Yet still he possesses an inspiring positivity. He was warned that he’d likely not live past 30 but smiles as he recalls living beyond his predicted limit and now intends to make the most of whatever time he has left. He speaks in lovely musical metaphors, describing his mother, with her dynamism, as a piano and his father, as someone whose presence resonates like a cello. And though he suffers physically, he still makes sure to articulate his privilege: he moves via a high-tech wheelchair, has a high-level of personal care available to him, and always has food on the table.

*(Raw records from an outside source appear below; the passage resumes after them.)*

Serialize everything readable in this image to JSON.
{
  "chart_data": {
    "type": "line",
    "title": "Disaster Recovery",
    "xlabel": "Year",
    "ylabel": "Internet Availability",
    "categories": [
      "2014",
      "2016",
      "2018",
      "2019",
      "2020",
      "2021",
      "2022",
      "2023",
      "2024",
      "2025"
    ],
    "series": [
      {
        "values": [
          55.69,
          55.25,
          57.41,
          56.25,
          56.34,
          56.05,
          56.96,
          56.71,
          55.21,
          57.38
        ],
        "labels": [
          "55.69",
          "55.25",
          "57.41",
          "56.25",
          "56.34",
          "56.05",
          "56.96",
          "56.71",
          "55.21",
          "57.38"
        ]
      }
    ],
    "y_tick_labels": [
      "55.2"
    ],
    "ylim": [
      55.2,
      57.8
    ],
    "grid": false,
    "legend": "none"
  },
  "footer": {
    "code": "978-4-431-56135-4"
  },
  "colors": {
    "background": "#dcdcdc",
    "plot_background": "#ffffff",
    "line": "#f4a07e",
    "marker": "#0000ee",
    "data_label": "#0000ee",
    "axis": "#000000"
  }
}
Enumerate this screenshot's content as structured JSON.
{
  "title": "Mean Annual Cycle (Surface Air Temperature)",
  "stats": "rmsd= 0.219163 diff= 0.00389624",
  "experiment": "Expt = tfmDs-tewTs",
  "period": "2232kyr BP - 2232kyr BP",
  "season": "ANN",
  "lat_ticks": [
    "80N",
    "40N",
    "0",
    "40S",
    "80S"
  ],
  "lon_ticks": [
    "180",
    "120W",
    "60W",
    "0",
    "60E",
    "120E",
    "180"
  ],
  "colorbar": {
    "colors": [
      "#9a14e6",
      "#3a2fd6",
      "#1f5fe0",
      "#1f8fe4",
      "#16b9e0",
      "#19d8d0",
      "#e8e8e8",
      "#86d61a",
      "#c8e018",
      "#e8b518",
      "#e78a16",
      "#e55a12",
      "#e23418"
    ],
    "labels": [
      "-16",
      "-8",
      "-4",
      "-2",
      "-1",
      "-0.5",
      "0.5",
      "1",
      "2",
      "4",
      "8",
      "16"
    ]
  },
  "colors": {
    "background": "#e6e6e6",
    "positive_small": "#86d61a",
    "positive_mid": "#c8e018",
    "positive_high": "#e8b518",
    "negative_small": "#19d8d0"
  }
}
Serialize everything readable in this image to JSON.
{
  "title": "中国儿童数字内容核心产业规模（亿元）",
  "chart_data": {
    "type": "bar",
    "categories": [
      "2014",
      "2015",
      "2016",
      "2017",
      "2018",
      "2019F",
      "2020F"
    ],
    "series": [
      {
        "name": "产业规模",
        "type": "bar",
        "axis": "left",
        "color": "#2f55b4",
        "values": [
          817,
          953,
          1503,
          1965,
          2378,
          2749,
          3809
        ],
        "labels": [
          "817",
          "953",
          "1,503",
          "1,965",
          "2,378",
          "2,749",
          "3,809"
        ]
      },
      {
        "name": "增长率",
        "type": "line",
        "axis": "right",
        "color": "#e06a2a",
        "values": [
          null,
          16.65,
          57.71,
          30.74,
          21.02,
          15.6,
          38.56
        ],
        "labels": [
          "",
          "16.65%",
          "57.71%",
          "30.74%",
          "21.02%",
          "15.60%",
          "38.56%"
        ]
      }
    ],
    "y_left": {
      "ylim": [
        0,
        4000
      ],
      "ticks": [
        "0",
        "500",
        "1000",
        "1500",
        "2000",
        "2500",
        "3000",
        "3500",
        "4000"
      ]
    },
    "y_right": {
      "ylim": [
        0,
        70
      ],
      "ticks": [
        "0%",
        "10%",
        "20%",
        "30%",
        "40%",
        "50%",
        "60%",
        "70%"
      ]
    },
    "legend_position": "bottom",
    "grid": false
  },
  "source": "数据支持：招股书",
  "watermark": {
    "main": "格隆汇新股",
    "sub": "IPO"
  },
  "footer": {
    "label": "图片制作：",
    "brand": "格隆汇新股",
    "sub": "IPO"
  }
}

And he has a talent that he doesn’t want to waste. Ari has a big musical vision and he’s not interested in creating a small work; he wants a grand symphonic piece. But composing is a demanding slog. He has to think before he can finish an idea; he doesn’t have the luxury of letting the notes flow from his fingers. And he needs to find a musician who can sync up his melodies, concepts for orchestration and tonal shifts with a complex computer programme—someone prepared to set aside his own compositions in the service of someone else’s. Ari finds not one but two in the persons of Allan Slade and Johannes Winkler, who work one-on-one with him as he realizes his vision.
The scenes of Ari interacting with his collaborators have a surprising emotional heft. Slade and Winkler show enormous respect for this struggling musician and immense empathy for his circumstances as well as an uncanny ability to translate Ari’s complicated ideas to music that can be read and played by other musicians and which, more important, brings Ari immense pleasure. Listen to them to talk to each other in short musical phrases and rhythms and you can grasp the uniqueness of their connection.
Ari does get his wish to do something meaningful and create a legacy in a work intended to be accompanied by home movies of his family. But Ari’s Theme is not a feel-good piece about a gifted man struck down by an illness who rises above it. For one thing, Ari can be proud of his work but still longs to fall in love, something which, given that his health restrictions restrict his social life, is unlikely to happen. And the notion that his life will be cut short that hangs over the narrative adds to the sadness.
Ari’s music plays throughout the film. It’s brooding and beautiful, epic and tender, the perfect soundtrack for a documentary that is all of those things.